The second argument and the third are intertwined; they have to do with how we treat  these babies before and after they are born, and how we indicate the value of babies through public policy.  If we value these lives before they are born, then why to we appear to cease caring as soon as the baby leaves it's mother?  Why do we have a failing foster care system, children aging out of mediocre and damaging state care without ever knowing the love of a family, and children languishing in care that fails to meet their basic needs, is abusive, or both.  If these lives are all truly special and valuable, then why aren't babies born to mothers not ready to raise them not treated as valued by our society?
Finally, in terms of our national priorities, we cannot rationally continue to claim that children are precious, that life is precious, if all of our policies are to the contrary.  If nascent life is precious, why isn't adult life also precious?  Why to we imprison adults with drug addiction, or leave people of all ages with mental health issues to their own devices?  Why do we kill other people, and accept that police killing innocent people is acceptable, if all life is truly precious? 

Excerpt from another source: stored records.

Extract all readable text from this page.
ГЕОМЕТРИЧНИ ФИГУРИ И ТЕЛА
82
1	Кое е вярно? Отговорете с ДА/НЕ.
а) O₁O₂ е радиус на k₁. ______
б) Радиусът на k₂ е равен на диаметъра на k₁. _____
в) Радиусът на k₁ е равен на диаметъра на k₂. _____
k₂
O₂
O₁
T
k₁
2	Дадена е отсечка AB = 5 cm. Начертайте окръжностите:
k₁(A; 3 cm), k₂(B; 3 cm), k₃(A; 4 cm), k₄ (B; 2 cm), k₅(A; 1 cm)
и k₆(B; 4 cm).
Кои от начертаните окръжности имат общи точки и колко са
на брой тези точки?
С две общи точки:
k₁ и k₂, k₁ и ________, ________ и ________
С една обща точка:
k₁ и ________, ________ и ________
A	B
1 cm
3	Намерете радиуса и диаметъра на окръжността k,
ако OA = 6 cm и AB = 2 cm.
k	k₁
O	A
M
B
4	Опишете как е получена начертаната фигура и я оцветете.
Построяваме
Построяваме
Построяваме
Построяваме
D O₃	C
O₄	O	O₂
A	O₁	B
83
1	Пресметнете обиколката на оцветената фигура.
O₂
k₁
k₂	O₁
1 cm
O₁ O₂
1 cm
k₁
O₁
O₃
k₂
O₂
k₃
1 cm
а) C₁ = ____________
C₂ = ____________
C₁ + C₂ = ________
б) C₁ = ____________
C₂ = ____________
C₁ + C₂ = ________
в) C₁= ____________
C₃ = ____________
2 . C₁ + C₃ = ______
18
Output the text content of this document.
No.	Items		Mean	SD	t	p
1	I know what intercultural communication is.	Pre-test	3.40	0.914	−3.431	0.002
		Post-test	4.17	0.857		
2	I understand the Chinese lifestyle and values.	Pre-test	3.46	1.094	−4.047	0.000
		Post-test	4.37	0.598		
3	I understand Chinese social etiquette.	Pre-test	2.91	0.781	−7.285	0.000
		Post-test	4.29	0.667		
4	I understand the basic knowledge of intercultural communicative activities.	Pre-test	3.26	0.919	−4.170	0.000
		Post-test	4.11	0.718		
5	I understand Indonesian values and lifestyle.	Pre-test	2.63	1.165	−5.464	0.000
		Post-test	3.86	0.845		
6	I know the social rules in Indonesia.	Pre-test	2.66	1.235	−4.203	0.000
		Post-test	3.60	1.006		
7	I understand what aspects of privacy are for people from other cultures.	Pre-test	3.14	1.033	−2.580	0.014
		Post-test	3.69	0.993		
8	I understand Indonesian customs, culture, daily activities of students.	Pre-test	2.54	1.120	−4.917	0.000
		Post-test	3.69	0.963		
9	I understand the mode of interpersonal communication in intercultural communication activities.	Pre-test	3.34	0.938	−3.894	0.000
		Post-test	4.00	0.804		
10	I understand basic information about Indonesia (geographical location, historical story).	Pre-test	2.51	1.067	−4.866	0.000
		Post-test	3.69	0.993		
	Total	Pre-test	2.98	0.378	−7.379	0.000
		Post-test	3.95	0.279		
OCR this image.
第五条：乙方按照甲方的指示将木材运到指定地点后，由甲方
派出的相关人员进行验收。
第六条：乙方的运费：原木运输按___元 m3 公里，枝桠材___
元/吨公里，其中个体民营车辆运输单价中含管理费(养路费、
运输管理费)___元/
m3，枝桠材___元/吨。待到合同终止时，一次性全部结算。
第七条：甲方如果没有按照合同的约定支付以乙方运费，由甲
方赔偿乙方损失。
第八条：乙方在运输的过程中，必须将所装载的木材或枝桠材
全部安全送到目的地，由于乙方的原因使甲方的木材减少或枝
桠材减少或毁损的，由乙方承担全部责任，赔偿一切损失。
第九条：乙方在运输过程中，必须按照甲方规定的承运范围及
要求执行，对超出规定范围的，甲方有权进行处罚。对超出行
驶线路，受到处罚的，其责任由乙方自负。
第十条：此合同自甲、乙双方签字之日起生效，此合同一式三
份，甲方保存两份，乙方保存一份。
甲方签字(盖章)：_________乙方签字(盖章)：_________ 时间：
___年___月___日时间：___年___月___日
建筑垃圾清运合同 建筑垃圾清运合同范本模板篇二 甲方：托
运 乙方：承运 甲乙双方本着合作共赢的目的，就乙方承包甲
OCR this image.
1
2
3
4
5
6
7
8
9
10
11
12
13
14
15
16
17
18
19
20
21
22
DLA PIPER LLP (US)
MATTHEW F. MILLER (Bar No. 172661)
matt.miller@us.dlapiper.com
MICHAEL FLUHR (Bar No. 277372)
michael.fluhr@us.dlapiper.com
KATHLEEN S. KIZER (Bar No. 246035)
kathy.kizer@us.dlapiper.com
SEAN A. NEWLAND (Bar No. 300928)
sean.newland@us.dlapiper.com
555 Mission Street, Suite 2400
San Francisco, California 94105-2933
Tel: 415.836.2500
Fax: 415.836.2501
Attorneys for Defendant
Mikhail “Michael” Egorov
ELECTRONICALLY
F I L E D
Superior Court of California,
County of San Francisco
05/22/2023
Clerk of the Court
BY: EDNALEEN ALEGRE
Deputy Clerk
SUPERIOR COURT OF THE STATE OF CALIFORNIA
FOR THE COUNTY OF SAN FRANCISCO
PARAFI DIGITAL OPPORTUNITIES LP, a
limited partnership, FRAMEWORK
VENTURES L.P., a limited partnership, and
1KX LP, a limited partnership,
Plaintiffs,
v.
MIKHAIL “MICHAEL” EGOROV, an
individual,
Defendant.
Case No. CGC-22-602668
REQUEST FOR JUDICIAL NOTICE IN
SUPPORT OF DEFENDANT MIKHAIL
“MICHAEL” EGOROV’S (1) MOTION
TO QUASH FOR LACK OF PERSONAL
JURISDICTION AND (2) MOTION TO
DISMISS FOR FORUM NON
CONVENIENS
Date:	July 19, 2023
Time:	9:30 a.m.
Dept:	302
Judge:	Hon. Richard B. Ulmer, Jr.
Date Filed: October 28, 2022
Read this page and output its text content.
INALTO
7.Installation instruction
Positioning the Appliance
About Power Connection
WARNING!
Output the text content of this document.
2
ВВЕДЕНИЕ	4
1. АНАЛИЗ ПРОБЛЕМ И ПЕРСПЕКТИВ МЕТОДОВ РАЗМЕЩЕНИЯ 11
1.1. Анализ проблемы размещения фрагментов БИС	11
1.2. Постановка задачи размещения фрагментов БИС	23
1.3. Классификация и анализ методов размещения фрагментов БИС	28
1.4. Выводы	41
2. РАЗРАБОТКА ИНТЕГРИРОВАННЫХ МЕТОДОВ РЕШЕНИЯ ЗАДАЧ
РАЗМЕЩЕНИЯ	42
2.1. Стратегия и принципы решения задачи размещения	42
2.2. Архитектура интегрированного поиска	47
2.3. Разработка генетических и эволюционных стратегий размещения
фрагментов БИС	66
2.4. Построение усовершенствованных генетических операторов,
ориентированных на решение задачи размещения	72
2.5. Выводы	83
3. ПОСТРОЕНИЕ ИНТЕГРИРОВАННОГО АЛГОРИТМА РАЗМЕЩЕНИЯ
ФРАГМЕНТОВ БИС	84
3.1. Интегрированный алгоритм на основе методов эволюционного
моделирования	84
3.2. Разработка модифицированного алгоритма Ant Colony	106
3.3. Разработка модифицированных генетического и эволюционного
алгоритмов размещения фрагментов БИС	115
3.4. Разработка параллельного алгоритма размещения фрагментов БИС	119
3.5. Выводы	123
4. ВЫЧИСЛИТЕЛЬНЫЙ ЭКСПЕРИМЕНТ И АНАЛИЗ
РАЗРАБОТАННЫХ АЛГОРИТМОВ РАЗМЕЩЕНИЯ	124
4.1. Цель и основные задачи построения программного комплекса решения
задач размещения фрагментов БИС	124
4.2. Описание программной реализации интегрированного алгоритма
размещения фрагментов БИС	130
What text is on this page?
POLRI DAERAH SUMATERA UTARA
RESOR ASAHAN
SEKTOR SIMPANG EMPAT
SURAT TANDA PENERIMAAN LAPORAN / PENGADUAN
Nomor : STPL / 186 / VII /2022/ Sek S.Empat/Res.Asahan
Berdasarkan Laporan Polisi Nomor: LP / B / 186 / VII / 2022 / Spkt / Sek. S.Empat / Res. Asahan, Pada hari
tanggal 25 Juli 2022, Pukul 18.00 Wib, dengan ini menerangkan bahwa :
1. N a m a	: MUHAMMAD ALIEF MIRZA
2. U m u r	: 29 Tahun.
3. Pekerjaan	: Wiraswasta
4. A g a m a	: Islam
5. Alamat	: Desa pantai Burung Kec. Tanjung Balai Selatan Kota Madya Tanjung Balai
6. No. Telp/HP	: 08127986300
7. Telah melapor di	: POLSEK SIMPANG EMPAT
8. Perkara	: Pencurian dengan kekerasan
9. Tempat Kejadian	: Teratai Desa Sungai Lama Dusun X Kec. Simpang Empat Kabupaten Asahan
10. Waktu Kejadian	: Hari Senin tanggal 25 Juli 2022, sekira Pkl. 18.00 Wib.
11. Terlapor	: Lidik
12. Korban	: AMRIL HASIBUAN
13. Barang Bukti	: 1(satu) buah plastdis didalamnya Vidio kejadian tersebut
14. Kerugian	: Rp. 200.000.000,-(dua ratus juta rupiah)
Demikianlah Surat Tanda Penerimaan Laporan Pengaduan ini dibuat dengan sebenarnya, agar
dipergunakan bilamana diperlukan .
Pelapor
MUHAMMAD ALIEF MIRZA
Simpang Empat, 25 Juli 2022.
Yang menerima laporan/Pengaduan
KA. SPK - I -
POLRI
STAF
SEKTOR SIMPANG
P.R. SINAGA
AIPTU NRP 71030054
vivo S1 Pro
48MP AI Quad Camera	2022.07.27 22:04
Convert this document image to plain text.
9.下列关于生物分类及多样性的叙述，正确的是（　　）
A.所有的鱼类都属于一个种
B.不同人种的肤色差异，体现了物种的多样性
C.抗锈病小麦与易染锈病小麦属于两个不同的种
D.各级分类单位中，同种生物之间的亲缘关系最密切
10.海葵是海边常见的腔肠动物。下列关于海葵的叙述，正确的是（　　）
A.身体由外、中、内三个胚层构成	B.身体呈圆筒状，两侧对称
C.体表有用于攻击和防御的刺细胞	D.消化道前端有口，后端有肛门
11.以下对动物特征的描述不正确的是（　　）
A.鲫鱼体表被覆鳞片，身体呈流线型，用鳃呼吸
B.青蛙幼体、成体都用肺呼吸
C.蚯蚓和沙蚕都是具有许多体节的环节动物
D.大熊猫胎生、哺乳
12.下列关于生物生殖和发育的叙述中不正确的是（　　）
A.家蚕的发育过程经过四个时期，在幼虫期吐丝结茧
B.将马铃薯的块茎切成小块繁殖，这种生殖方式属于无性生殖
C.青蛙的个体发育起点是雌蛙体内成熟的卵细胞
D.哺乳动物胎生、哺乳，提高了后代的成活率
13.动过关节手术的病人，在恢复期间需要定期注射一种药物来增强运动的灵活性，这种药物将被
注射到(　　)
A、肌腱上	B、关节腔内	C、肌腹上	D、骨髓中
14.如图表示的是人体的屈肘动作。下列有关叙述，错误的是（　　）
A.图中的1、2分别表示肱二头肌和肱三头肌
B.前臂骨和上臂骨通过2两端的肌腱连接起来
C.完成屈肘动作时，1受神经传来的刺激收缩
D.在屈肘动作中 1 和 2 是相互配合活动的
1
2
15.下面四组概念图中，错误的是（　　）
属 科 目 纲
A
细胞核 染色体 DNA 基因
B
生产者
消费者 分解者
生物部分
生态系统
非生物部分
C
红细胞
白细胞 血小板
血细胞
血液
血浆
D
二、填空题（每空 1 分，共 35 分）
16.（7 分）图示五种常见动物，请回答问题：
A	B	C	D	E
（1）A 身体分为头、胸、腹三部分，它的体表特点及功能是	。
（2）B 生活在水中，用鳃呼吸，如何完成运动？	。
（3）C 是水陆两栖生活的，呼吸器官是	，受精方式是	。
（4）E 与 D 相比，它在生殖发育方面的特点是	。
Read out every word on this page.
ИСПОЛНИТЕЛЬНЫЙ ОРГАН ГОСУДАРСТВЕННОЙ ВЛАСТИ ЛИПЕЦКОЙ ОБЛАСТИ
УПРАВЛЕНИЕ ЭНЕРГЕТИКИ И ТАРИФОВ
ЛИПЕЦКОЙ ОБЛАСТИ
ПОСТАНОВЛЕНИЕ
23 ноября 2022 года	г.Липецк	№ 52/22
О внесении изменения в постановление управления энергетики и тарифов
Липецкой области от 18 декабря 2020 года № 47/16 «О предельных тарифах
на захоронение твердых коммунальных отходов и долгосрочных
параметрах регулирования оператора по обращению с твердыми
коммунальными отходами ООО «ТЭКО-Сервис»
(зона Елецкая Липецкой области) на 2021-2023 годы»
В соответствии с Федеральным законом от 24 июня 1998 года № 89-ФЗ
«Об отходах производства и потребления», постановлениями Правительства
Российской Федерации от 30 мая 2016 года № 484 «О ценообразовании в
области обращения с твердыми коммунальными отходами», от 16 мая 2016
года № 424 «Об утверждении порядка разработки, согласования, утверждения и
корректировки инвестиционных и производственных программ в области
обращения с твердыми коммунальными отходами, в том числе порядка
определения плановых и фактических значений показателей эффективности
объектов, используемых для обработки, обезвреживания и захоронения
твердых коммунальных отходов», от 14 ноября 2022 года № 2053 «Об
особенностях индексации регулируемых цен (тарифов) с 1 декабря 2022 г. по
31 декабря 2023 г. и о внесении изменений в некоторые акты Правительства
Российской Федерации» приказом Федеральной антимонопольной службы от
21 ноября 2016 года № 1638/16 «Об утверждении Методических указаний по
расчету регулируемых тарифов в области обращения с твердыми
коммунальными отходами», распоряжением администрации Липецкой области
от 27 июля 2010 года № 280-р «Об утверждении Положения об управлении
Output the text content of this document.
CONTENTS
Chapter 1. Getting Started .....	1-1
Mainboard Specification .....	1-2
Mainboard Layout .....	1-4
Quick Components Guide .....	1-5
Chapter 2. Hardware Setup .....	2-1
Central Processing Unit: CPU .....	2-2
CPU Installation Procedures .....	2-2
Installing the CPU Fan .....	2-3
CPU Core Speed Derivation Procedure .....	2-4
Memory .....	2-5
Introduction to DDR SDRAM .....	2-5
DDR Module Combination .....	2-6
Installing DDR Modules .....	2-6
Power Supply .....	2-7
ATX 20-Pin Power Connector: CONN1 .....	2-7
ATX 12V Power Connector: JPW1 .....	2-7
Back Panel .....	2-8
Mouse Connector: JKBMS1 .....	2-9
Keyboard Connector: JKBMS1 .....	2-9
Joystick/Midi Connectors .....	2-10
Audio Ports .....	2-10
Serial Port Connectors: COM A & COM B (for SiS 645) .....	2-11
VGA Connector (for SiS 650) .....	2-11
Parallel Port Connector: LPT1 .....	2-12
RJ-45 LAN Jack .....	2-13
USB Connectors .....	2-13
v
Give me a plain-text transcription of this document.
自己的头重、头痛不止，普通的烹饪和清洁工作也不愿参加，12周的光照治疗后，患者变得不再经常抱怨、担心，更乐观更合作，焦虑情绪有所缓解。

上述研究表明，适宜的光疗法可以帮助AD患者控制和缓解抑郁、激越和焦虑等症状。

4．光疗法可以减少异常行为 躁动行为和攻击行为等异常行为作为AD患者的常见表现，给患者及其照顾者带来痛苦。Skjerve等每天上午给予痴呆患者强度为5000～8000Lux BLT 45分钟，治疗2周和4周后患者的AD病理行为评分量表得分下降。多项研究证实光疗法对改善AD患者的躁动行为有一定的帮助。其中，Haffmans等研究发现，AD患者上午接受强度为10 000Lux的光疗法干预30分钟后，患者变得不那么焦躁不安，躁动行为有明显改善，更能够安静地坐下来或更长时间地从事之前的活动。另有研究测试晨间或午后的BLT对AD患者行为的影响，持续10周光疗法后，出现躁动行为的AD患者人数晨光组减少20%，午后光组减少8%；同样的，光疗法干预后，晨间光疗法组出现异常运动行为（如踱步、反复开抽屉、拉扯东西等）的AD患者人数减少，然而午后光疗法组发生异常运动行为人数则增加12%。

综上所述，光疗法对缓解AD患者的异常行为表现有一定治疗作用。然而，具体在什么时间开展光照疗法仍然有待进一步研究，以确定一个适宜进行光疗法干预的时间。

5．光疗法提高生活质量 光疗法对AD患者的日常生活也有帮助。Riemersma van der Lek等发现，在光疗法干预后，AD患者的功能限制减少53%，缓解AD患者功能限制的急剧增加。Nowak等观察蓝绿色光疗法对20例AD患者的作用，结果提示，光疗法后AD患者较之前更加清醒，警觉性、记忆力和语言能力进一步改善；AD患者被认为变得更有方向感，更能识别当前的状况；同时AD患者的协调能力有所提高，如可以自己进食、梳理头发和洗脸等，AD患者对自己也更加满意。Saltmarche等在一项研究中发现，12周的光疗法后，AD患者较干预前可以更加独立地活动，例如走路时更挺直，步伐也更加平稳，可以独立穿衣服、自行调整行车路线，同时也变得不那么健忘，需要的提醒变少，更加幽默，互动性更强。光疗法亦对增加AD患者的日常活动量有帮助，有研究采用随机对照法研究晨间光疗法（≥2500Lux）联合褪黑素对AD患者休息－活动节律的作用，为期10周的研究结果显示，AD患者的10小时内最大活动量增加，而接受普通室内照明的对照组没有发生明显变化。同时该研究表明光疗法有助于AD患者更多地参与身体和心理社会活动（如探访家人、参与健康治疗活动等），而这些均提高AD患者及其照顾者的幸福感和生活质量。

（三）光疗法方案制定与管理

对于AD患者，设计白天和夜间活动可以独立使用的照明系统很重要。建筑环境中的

And why don't these precious lives then have access to health care and education?  If we want mothers and people to believe that every child is wanted, why do we not provide free or even subsidized maternal health care?  Why do we not provide excellent health services to those who conceive?  Why do we not make sure that every child, or even most children, have access to quality child care, quality education, quality health care and mental health services until adulthood?  If these children are wanted, why do we not support their parents when the wanted child comes, through paid family leave?  And why do we not provide people of childbearing age with quality sex education and pregnancy prevention, so that they can make the best possible choices for themselves?

I have never heard a satisfying answer to these questions.  Instead, the most recent health care bill proposed by the president and congress sought to make maternity care optional, allowing insurance agencies to choose whether or not to provide healthcare to pregnant women.  More than any law attempting to force women to carry unwanted pregnancies to term, the lack of healthcare options for pregnant women indicates what our true priorities are.  Pregnancy is physically and psychologically brutal, to say nothing of motherhood, parenthood, and the 18+ year commitment entailed therein.  If you want to spout nonsense about each life is precious, act like it is true for more than the first handful of months prior to birth.  And act like life is actually valuable and worthy of care.  And then we can have a serious debate about the autonomy of women with uteruses versus the autonomy of fetuses.  And then that debate will no longer be about, on some level, condemning women who get pregnant to live forever with the result of one instance of sexual intercourse.